Coding for Pediatric or Children’s Vision Problems – A Detailed Overview

by | Posted: Aug 11, 2021 | Medical Coding

Eye injuries are considered the leading cause of vision loss in children. As per reports, about 42,000 sports-related eye injuries occur every year in the United States, and children suffer most of these injuries. It is estimated that one in four children experience serious vision problems and if left untreated, these problems can significantly affect the child’s learning ability, self-esteem and social skills in schools. Performing regular and comprehensive eye examinations help in identifying any vision-related problems in its early stages so that appropriate treatment can be initiated to slow or prevent the progression of any eye problems in the long run. Ophthalmology medical billing and coding can be challenging. Ophthalmologists treating different types of eye injuries or related vision problems need to ensure that the medical billing and coding for the same is done appropriately on their medical claims. To code the diagnosis and treatments correctly, they can rely on reputable medical coding companies.

Some of the most common eye conditions that children experience include – color blindness, refractive errors (nearsightedness, farsightedness, and astigmatism), amblyopia (lazy eye), strabismus (crossed eyes) and Ptosis (drooping of the eyelid).

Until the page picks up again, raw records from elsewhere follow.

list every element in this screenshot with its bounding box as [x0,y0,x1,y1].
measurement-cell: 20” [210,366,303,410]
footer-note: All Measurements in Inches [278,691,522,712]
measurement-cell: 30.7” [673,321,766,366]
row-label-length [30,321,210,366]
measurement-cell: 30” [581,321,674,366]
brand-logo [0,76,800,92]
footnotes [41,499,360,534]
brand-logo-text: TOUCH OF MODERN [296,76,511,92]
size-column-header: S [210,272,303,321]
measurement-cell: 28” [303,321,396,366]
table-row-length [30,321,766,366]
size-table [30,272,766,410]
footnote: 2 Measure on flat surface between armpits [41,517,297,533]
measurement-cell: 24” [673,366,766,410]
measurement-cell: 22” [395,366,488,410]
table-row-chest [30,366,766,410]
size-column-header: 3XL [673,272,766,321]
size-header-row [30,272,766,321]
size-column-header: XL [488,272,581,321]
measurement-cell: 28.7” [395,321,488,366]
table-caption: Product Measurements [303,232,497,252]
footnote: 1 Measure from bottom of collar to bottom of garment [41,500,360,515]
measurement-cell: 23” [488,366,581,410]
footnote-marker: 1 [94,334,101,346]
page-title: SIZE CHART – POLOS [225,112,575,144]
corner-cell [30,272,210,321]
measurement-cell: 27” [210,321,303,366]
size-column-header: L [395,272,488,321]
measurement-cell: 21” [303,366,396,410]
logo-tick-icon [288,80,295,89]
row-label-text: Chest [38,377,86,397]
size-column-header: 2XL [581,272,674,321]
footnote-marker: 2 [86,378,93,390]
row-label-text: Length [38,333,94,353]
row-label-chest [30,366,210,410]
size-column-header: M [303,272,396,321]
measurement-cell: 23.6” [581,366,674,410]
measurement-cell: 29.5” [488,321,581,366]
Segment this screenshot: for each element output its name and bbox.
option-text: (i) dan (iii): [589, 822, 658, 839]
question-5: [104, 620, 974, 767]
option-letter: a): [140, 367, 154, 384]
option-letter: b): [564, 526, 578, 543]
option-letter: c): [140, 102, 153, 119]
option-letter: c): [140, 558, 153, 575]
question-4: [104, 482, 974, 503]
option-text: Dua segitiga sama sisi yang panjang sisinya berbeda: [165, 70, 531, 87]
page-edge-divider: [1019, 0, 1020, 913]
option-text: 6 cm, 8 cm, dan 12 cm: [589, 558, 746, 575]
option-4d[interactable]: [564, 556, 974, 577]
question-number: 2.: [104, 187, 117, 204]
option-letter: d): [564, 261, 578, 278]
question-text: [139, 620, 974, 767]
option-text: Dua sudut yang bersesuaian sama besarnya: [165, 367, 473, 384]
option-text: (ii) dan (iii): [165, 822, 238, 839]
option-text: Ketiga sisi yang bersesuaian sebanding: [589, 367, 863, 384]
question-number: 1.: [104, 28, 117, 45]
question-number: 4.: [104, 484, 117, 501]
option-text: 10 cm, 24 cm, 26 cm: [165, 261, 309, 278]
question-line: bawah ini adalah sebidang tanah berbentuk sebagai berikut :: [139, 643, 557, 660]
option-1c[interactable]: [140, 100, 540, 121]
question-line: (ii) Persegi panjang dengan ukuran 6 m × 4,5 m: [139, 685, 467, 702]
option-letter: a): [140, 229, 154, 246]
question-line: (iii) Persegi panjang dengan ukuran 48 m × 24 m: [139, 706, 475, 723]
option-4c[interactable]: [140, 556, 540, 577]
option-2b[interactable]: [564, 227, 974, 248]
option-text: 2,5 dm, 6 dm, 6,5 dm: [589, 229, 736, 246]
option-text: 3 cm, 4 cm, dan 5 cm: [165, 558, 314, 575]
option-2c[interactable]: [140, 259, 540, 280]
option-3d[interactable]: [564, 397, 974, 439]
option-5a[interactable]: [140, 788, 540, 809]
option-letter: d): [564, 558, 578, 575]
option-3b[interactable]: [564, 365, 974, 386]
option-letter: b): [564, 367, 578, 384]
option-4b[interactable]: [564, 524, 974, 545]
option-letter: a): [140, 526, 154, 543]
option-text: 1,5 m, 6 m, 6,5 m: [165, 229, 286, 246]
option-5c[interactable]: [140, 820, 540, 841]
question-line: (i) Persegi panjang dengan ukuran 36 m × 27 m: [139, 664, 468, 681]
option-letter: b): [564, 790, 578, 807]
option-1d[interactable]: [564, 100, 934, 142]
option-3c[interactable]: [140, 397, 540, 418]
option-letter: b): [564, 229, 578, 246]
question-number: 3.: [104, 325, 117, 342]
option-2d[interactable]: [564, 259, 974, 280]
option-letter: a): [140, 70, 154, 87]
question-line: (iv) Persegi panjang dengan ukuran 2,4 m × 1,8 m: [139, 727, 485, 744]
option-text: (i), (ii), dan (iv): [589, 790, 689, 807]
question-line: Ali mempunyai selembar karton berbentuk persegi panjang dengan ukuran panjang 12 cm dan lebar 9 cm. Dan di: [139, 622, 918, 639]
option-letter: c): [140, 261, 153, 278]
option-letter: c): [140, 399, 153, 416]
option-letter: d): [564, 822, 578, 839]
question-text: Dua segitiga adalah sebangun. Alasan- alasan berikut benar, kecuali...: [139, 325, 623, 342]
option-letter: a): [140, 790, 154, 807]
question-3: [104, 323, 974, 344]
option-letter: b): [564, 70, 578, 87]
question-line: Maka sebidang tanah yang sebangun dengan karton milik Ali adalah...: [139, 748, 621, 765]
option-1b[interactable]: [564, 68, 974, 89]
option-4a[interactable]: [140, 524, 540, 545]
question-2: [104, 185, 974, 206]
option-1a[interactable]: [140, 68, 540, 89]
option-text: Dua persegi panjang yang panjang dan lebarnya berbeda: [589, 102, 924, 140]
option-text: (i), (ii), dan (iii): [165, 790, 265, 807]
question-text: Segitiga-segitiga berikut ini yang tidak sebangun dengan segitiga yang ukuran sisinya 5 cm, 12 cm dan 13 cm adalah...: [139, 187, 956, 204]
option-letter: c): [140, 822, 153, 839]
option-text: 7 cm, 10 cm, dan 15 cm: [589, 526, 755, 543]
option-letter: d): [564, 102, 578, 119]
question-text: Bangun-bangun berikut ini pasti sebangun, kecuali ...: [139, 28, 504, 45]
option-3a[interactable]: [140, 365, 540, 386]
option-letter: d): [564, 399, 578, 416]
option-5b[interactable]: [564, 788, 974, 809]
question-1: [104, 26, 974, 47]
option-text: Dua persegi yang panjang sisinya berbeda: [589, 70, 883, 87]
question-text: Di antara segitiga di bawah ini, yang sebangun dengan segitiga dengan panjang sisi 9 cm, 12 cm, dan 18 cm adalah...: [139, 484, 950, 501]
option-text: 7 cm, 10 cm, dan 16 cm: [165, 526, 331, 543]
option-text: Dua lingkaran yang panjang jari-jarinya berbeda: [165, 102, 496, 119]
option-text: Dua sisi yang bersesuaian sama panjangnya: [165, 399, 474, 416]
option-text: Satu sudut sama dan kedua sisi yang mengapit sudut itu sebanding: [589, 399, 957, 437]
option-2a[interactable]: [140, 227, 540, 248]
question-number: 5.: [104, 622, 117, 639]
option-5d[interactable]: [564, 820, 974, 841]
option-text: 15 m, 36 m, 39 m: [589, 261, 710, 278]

Guidelines for Comprehensive Pediatric Eye and Vision Examinations

The American Academy of Ophthalmology and the American Association for Pediatric Ophthalmology and Strabismus recommend the following schedule for comprehensive child vision screenings –

  • Newborn – An ophthalmologist should do a comprehensive exam if the baby is – born prematurely, has signs of eye disease or a family history of childhood eye disease. New born vision screenings may include testing for identifying –
    • A “red reflex” – like seeing red eyes in a flash photograph. If the bright light shone in each eye does not return a red reflex, more testing may be needed.
    • Blink and pupil response
  • 6 to 12 Months– A second screening should be done during the child’s first year of life – usually done at a well-child exam between 6 and 12 months. The child’s pediatrician or other health care professional should visually inspect the eyes and check for healthy eye alignment and movement.
  • 12 to 36 Months – Between 12 and 36 months, a child is checked for healthy eye development. There may be a “photo screening” test – wherein a special camera captures images of the child’s eyes. These images help find problems that can lead to amblyopia (lazy eye). If any problem is detected, the child may be referred to an ophthalmologist.
  • 3 to 5 Years – Between 3 and 5 years, a child’s vision and eye alignment should be checked. This may be done by a pediatrician, family doctor, ophthalmologist or an optometrist. Visual acuity should be tested as soon as the child is old enough to read an eye chart. If the screening shows signs of – misaligned eyes (strabismus), “lazy eye” (amblyopia), refractive errors (myopia, hyperopia, astigmatism) or another focusing problem – the child will be referred to an ophthalmologist.
  • 5 Years and Older – At 5 years, children should be screened for visual acuity and alignment. Nearsightedness (myopia) is the most common problem in this age group which can be corrected with eyeglasses.

Pediatric Vision Screening Codes

When documenting pediatric or child vision conditions, it is important to include the exact causes, symptoms, diagnosis, screening tests and treatment procedures performed using the correct medical codes. Medical coding outsourcing services provided by a reputable billing company can help physicians use the correct codes for their billing purposes –

  • Z01 Encounter for other special examination without complaint, suspected or reported diagnosis
  • Z01.0 Encounter for examination of eyes and vision
    • Z01.00 …… without abnormal findings
    • Z01.01 …… with abnormal findings
    • Z01.02 Encounter for examination of eyes and vision following failed vision screening
      • Z01.020 …… without abnormal findings
      • Z01.021 …… with abnormal findings

The above codes are reported for routine examination of eyes and vision only and not reported when a vision screen is done during a routine well-child exam.

CPT Codes for Vision Screening

  • 99173 – Screening test for visual acuity, quantitative, bilateral
  • 99174 – Instrument-based ocular screening (e.g., photoscreening, automatic refraction), bilateral, with remote analysis and report
  • 99177 – With onsite analysis

August Is Observed as Children’s Eye Health and Safety Month

The month of August is observed as “Children’s Eye Health and Safety Month” in the United States. Sponsored by the American Academy of Ophthalmology (AAO), the month-long campaign aims to generate widespread awareness among the general public of the need to save children’s eyesight, and to prevent eye injuries and vision loss. The eye health needs of children are quite different from those of adults. Therefore, early diagnosis and treatment is critical to preserve a child’s eye health. The 2021 campaign is a timely reminder to prepare children for the classroom and athletics and make them wear the required protective gear for their classes and athletic activities, too. It encourages parents to take their children for an eye examination as part of their back to school check list.